İşe varınca ilk olarak iş yerimdeki dolabı açardım; eşyalarımı, dökümanlarımı kontrol etmek ve ihtiyacım olan herhangi bir şey varsa almak için.Ama ondan önce bil bakalım ne yapardım?Dolabımın kapağının iç tarafındaki resmine bakardım ki sen bunu asla tahmin edemezsin.Sonra brifinge girerdim.Eğer o brifinge kadar sabah mesajıma cevap vermediysen bitmek bilmezdi o brifing , çünkü toplantı bitene kadar telefonumu elime alamazdım.Ardından da başlardı bir iş günü.Bazen konuşurduk, bazen mesajlaşırdık ama işte de hep yanımdaydın aslında.Bazen telefonu açık bırakırdım beni dinlerdin ya çalışırken, sanki başın omzumda gibi hissederdim; ne kadar hoş olurdu biliyor musun içim.Yasaktı da o yaptığım. Bir yakalansam ya da yanımdaki insanlar beni idare etmese ve şikayet etseler işten bile atılabilirdim.

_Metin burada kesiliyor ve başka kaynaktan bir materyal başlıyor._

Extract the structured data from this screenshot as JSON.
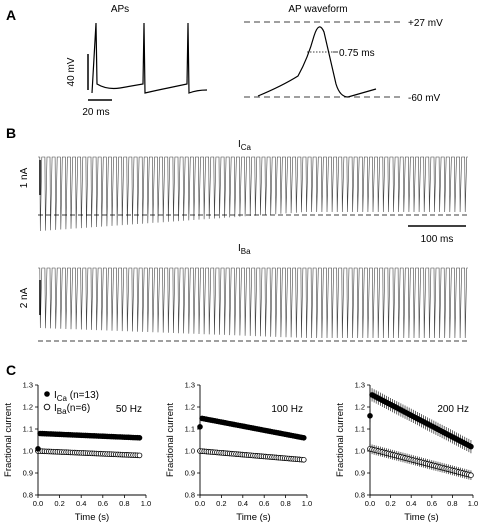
{
  "panel_letters": {
    "a": "A",
    "b": "B",
    "c": "C"
  },
  "panelA": {
    "aps_title": "APs",
    "scale_v": "40 mV",
    "scale_t": "20 ms",
    "waveform_title": "AP waveform",
    "peak_label": "+27 mV",
    "rest_label": "-60 mV",
    "half_width_label": "0.75 ms"
  },
  "panelB": {
    "ica_base": "I",
    "ica_sub": "Ca",
    "ica_scale": "1 nA",
    "time_scale": "100 ms",
    "iba_base": "I",
    "iba_sub": "Ba",
    "iba_scale": "2 nA"
  },
  "panelC": {
    "legend": {
      "ca_base": "I",
      "ca_sub": "Ca",
      "ca_suffix": " (n=13)",
      "ba_base": "I",
      "ba_sub": "Ba",
      "ba_suffix": "(n=6)"
    }
  },
  "chart_data": [
    {
      "type": "scatter",
      "title": "50 Hz",
      "xlabel": "Time (s)",
      "ylabel": "Fractional current",
      "xlim": [
        0.0,
        1.0
      ],
      "ylim": [
        0.8,
        1.3
      ],
      "xticks": [
        "0.0",
        "0.2",
        "0.4",
        "0.6",
        "0.8",
        "1.0"
      ],
      "yticks": [
        "0.8",
        "0.9",
        "1.0",
        "1.1",
        "1.2",
        "1.3"
      ],
      "series": [
        {
          "name": "ICa (n=13)",
          "marker": "filled-circle",
          "x_start": 0.0,
          "x_end": 0.94,
          "n_points": 48,
          "first_value": 1.01,
          "start_value": 1.08,
          "end_value": 1.06
        },
        {
          "name": "IBa(n=6)",
          "marker": "open-circle",
          "x_start": 0.0,
          "x_end": 0.94,
          "n_points": 48,
          "first_value": 1.0,
          "start_value": 1.0,
          "end_value": 0.98
        }
      ]
    },
    {
      "type": "scatter",
      "title": "100 Hz",
      "xlabel": "Time (s)",
      "ylabel": "Fractional current",
      "xlim": [
        0.0,
        1.0
      ],
      "ylim": [
        0.8,
        1.3
      ],
      "xticks": [
        "0.0",
        "0.2",
        "0.4",
        "0.6",
        "0.8",
        "1.0"
      ],
      "yticks": [
        "0.8",
        "0.9",
        "1.0",
        "1.1",
        "1.2",
        "1.3"
      ],
      "series": [
        {
          "name": "ICa (n=13)",
          "marker": "filled-circle",
          "x_start": 0.0,
          "x_end": 0.97,
          "n_points": 50,
          "first_value": 1.11,
          "start_value": 1.15,
          "end_value": 1.06
        },
        {
          "name": "IBa(n=6)",
          "marker": "open-circle",
          "x_start": 0.0,
          "x_end": 0.97,
          "n_points": 50,
          "first_value": 1.0,
          "start_value": 1.0,
          "end_value": 0.96
        }
      ]
    },
    {
      "type": "scatter",
      "title": "200 Hz",
      "xlabel": "Time (s)",
      "ylabel": "Fractional current",
      "xlim": [
        0.0,
        1.0
      ],
      "ylim": [
        0.8,
        1.3
      ],
      "xticks": [
        "0.0",
        "0.2",
        "0.4",
        "0.6",
        "0.8",
        "1.0"
      ],
      "yticks": [
        "0.8",
        "0.9",
        "1.0",
        "1.1",
        "1.2",
        "1.3"
      ],
      "series": [
        {
          "name": "ICa (n=13)",
          "marker": "filled-circle",
          "x_start": 0.0,
          "x_end": 0.98,
          "n_points": 50,
          "first_value": 1.16,
          "start_value": 1.26,
          "end_value": 1.02
        },
        {
          "name": "IBa(n=6)",
          "marker": "open-circle",
          "x_start": 0.0,
          "x_end": 0.98,
          "n_points": 50,
          "first_value": 1.01,
          "start_value": 1.01,
          "end_value": 0.89
        }
      ]
    }
  ]
}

İş günü bitip evime gittiğimde de ya seninle bol bol mesajlaşırdık ya da konuşurduk ki aslında ben telefonda çok konuşmayı sevmem.Hiç bana sormadın farkında mısın bebeğim neden telefonda çok konuşmuyoruz diye.Şimdi tam yeri bence anlatmalıyım bunu sana.Telefonda sohbet yalan sohbetlerin en başında geliyor bence.İnsanlar anlaşamıyorlar ama anlaşmış gibi yapıyorlar.Uzun konuşmalarımızın sonunda hep tartıştığımızı sana defalarca belirtmişimdir herhalde tatlım.Yani sırf seninle tartışmamak için seninle uzun konuşmak istemiyordum; seni o kadar çok özlerken.

Evimde de her yerde sen vardın.Bilgisayarımın masaüstü resminde, uydu alıcımın açılış resminde televizyona da ilk senin resmin geliyordu.Yani sen doluydu o ufacık evim.Sen her yerdeydin benim için, hep yanımdaydın, hep benimleydin.

Ne kadar sen doluydum aslında sen benden uzakken ve ne kadar kalabalıktım!